Hâsılı, etno-santrizm kol gezdikçe etrafa dehşet saçmakta, problemlerin çözümünde işin içinden çıkılmaz hale götürmektedir. Yinede ümitsiz olmamalı. Ümidimizin tükendiği noktada bitmiş sayılırız ki, bu da bir felaket sayılır. O halde hızla kanayan meseleye el atarak, sosyal tedbirlerle aşiret türü yapılanmalara refah sunup, külfette ve nimette beraberliği bütün yurt sathında gerçekleştirebilecek projeleri hayata geçirmek zamanıdır. Bu tür projelerin devreye girmesiyle etno-santrizmin belini kırılacağı ve katılıkların yerini zarafet alacağı görülecektir elbet. Böylece her türlü şiddet eylemleri de sona erecektir. Nitekim ekonomik durumları zayıf küçük alt birimler, teknolojik gelişmelerden bihaber ve şehir nimetlerinden uzak oldukları için fanatizme kolayca kanalize olabilmektedirler. Sert coğrafi şartlar taşkın, katı yürekli militarist gurupların işini kolay kılmaktadır. Çetin hayat şartları insanı dağa çekmekte, hatta mağaralara konuşlandırmaktadır.

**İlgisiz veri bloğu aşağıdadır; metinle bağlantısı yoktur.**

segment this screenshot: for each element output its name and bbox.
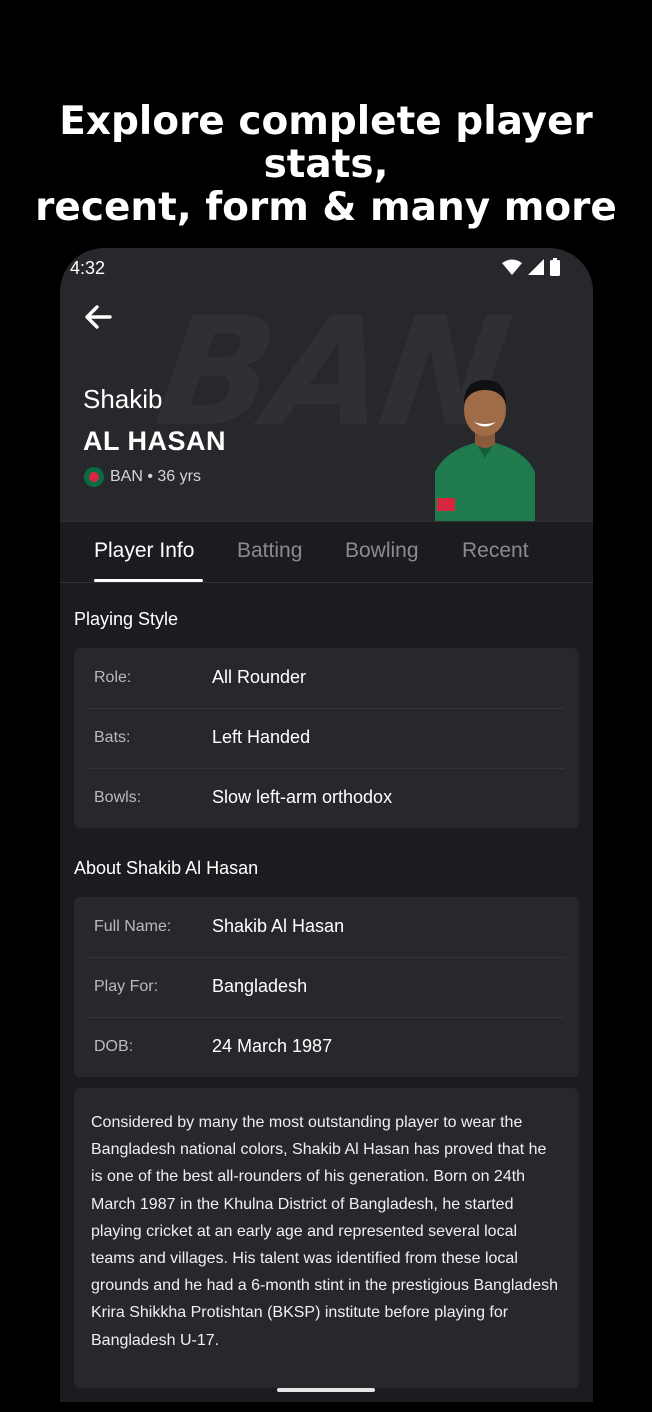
player-first-name: Shakib (83, 384, 163, 414)
bowls-value: Slow left-arm orthodox (212, 787, 393, 807)
dob-label: DOB: (94, 1038, 134, 1055)
signal-icon (528, 259, 544, 275)
tab-batting[interactable]: Batting (237, 539, 302, 563)
player-country: BAN (110, 468, 143, 485)
bats-label: Bats: (94, 729, 131, 746)
bats-value: Left Handed (212, 727, 311, 747)
role-value: All Rounder (212, 667, 307, 687)
player-last-name: AL HASAN (83, 426, 227, 456)
tab-player-info[interactable]: Player Info (94, 539, 194, 563)
player-age: 36 yrs (157, 468, 201, 485)
battery-icon (550, 258, 560, 276)
table-row: Role: All Rounder (74, 648, 579, 708)
playing-style-card: Role: All Rounder Bats: Left Handed Bowl… (74, 648, 579, 828)
table-row: Play For: Bangladesh (74, 957, 579, 1017)
meta-separator: • (142, 468, 158, 485)
full-name-value: Shakib Al Hasan (212, 916, 345, 936)
about-card: Full Name: Shakib Al Hasan Play For: Ban… (74, 897, 579, 1077)
bowls-label: Bowls: (94, 789, 142, 806)
active-tab-indicator (94, 579, 203, 582)
full-name-label: Full Name: (94, 918, 172, 935)
player-photo (435, 380, 535, 521)
dob-value: 24 March 1987 (212, 1036, 333, 1056)
table-row: Bats: Left Handed (74, 708, 579, 768)
tab-bowling[interactable]: Bowling (345, 539, 419, 563)
player-header: BAN 4:32 Shakib AL HASAN BAN • 36 yrs (60, 248, 593, 521)
table-row: Bowls: Slow left-arm orthodox (74, 768, 579, 828)
phone-frame: BAN 4:32 Shakib AL HASAN BAN • 36 yrs Pl… (60, 248, 593, 1402)
player-meta: BAN • 36 yrs (84, 467, 201, 487)
role-label: Role: (94, 669, 132, 686)
tab-recent[interactable]: Recent (462, 539, 529, 563)
table-row: Full Name: Shakib Al Hasan (74, 897, 579, 957)
wifi-icon (502, 259, 522, 275)
promo-headline-line1: Explore complete player stats, (59, 99, 593, 187)
back-arrow-icon[interactable] (82, 303, 114, 331)
status-bar: 4:32 (70, 256, 560, 280)
player-bio: Considered by many the most outstanding … (74, 1088, 579, 1388)
bangladesh-flag-icon (84, 467, 104, 487)
table-row: DOB: 24 March 1987 (74, 1017, 579, 1077)
play-for-value: Bangladesh (212, 976, 308, 996)
home-indicator[interactable] (277, 1388, 375, 1392)
status-icons (502, 258, 560, 276)
about-title: About Shakib Al Hasan (74, 858, 259, 878)
promo-headline-line2: recent, form & many more (35, 185, 617, 230)
tab-bar: Player Info Batting Bowling Recent (60, 521, 593, 583)
promo-headline: Explore complete player stats, recent, f… (0, 100, 652, 229)
play-for-label: Play For: (94, 978, 159, 995)
status-time: 4:32 (70, 258, 106, 278)
playing-style-title: Playing Style (74, 609, 179, 629)
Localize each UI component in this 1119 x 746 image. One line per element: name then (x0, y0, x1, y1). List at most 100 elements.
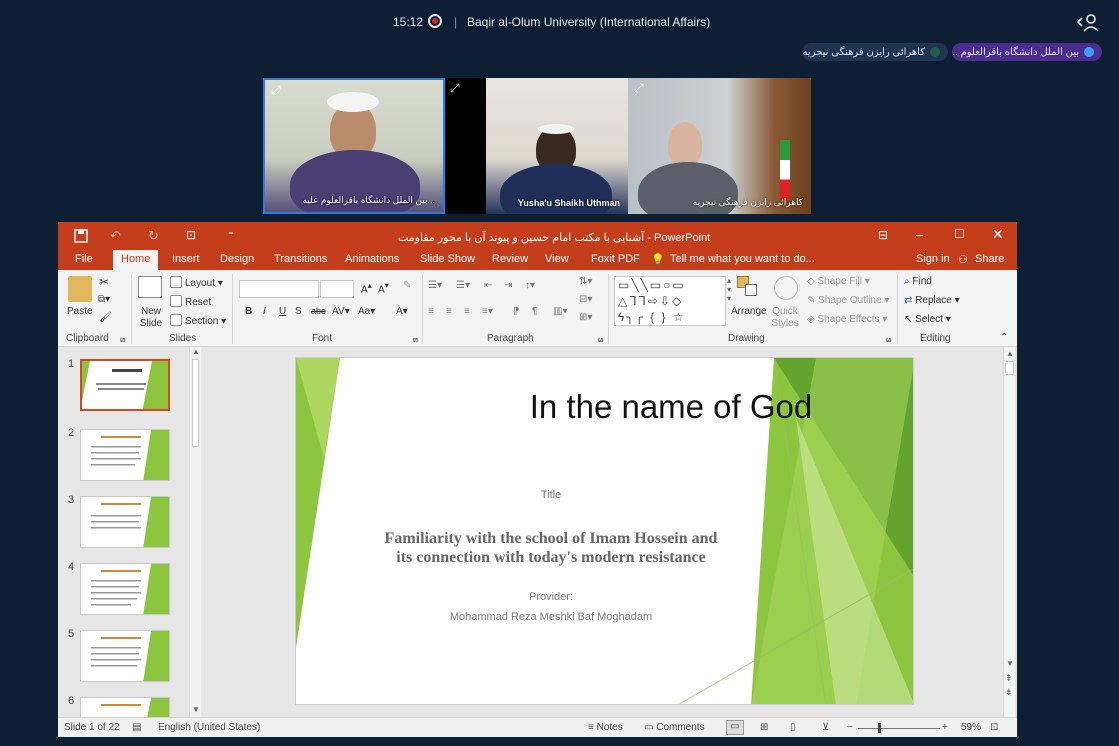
reset-button[interactable]: Reset (170, 295, 211, 308)
slide-provider-name[interactable]: Mohammad Reza Meshki Baf Moghadam (376, 611, 726, 623)
speaker-pill[interactable]: کاهرائی رایزن فرهنگی نیجریه (802, 43, 948, 61)
fit-slide-icon[interactable]: ⊡ (990, 722, 998, 733)
format-painter-icon[interactable]: 🖌 (99, 312, 112, 323)
tab-animations[interactable]: Animations (345, 253, 399, 265)
cut-icon[interactable]: ✂ (99, 275, 109, 289)
dialog-launcher-icon[interactable]: ⧄ (886, 335, 891, 345)
clear-formatting-icon[interactable]: ✎ (403, 280, 411, 291)
zoom-slider-thumb[interactable] (878, 723, 881, 733)
tab-transitions[interactable]: Transitions (274, 253, 327, 265)
quick-styles-icon[interactable] (774, 276, 798, 300)
maximize-button[interactable]: ☐ (954, 227, 965, 241)
slide-scrollbar[interactable]: ▲ ▼ ⇞ ⇟ (1003, 347, 1015, 717)
character-spacing-icon[interactable]: AV▾ (332, 306, 350, 317)
video-tile-1[interactable]: ⤢ بین الملل دانشگاه باقرالعلوم علیه... (263, 78, 445, 214)
arrange-button[interactable]: Arrange (731, 306, 767, 317)
tell-me-box[interactable]: Tell me what you want to do... (670, 253, 815, 265)
tab-design[interactable]: Design (220, 253, 254, 265)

Daha henüz ekonomik kalkınmamızı tam gerçekleştiremediğimizden dolayı dışa kapalı görünüm veriyoruz. Bütün yaşanan ihtilafların kaynağında dışa açılamamak dediğimiz olgu yatıyor. Neden PKK denilen kanlı örgüt çetin coğrafi ve sanayiden uzak bölge olan Güneydoğu’da doğdu da şehirlerde büyümedi? Cevabı gayet basit, çünkü oralar geri kalmış, aynı zamanda geçiş sürecinin yaşandığı ve sosyal değişmenin en hızlı olduğu bölgeler olmasından dolayıdır. Zira anti şehir ortamlar militan akımların boy vermesine vesile oluyor. Özellikle içe ve dışa kapanıklık diyoruz ki bir an evvel ufuksuz dar kabımızdan çıkıp açılmayı öğrenelim, hatta etno-santrizme geçit vermeyelim diye. Etno-santrizimin kucağına düşen insanların daha hırslı, radikal ve serdengeçti olmalarının kaynağında sosyal değişim gerçeğine intibaksızları söz konusudur çünkü. Değişmemekte ısrar eden gruplara karşı en etkili yol ülkemizin her tarafına sosyal değişim sağlayacak projeler üretmekle mümkün. Gelir dağılımındaki adaletsizliklerin neden olduğu sosyal değişime tepki olarak ortaya çıkan bu gruplar ister istemez etno-santrizm olgusunu gündeme getirmektedir. Etno-santrizimin vardığı en son boyut kendi dışındaki insanları acımasızca kıymaktır.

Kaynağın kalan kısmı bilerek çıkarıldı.